(Bloomberg) -- There’s one part of the U.K. establishment that’s unruffled by Brexit.
The Debt Management Office received a whopping 37 billion pounds ($50.1 billion) of orders for Tuesday’s sale of long-dated bonds. The government wound up issuing 6 billion pounds of 1.625 percent securities maturing in 2071.
The feeding frenzy shows the massive demand from life insurance and pension funds, which need to match their assets against their long-term liabilities. Due to U.K. pension accounting rules this need to secure ultra-long bonds is so strong it even pushes the yield curve inverted beyond the 25-year point — something that’s only gotten worse since the June 2016 Brexit referendum.
The current long benchmark, the 3.5 percent gilt due in 2068, trades at 160 percent of face value. Its yield is just a half a basis point higher than what you can get by paying the face value on the new issue. So it makes a lot of sense to switch out of the old deal and into the new one, and investors are more than aware of this — the price of the 2068 has been dropping like a stone.
The Bank of England may be trying, somewhat in vain of late, to push short-term interest rates higher. This is having little to no impact on yields at longer maturities. So it makes sense for the DMO to extend its yield curve as far out as it can. The longer the better — after a certain point, its borrowing costs fall. It wouldn’t be surprising to see a 100-year bond come at some point.
But there’s more to it than that. The 53-year security is surely one of the biggest slugs of long duration to be sold in one go in the regular market. The high-quality bond will have both the lowest coupon and longest maturity in the ultra-long segment of the government’s yield curve, so a one basis-point shift in yield will move its price more than any other bond (excluding inflation-linked bonds). The added benefit is that it will display even more positive convexity — its price will rise more for a downward move in its yield than its price declines for an equal upward move in its yield.

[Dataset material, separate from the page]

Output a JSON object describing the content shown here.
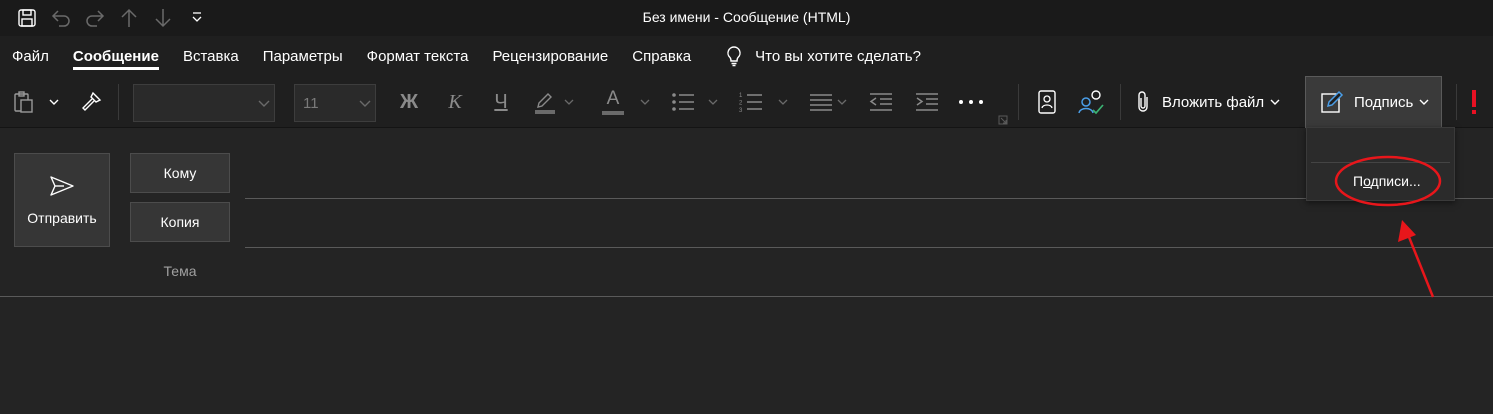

If you want to take an interest rate view, this bond is a way to do it, as it will be more sensitive than any other security to changes in rates. This makes the feeding frenzy look like a massive bet that long yields are headed lower. That looks like it’s overstating it — these bonds will get locked away and whatever outsized price declines follow may never see the real light of day.
This illustrates the one constant in the world of Brexit. There is insatiable demand for the long end, and the DMO is happy to oblige. U.K. government debt has a weighted average maturity of 14 years, the longest of all major bond markets. This turned out to be a big help during the global financial crisis. Though Britain’s debt to gross domestic product ratio was — and is — worryingly high, that there was no pressing need to refinance kept investors from panicking. Britain should get the same benefit as it muddles through its divorce proceedings.
It’s chaos for Prime Minister Theresa May at Number 10 Downing Street. But at the Chancellor of the Exchequer’s office in Number 11, there is one massive source of calm.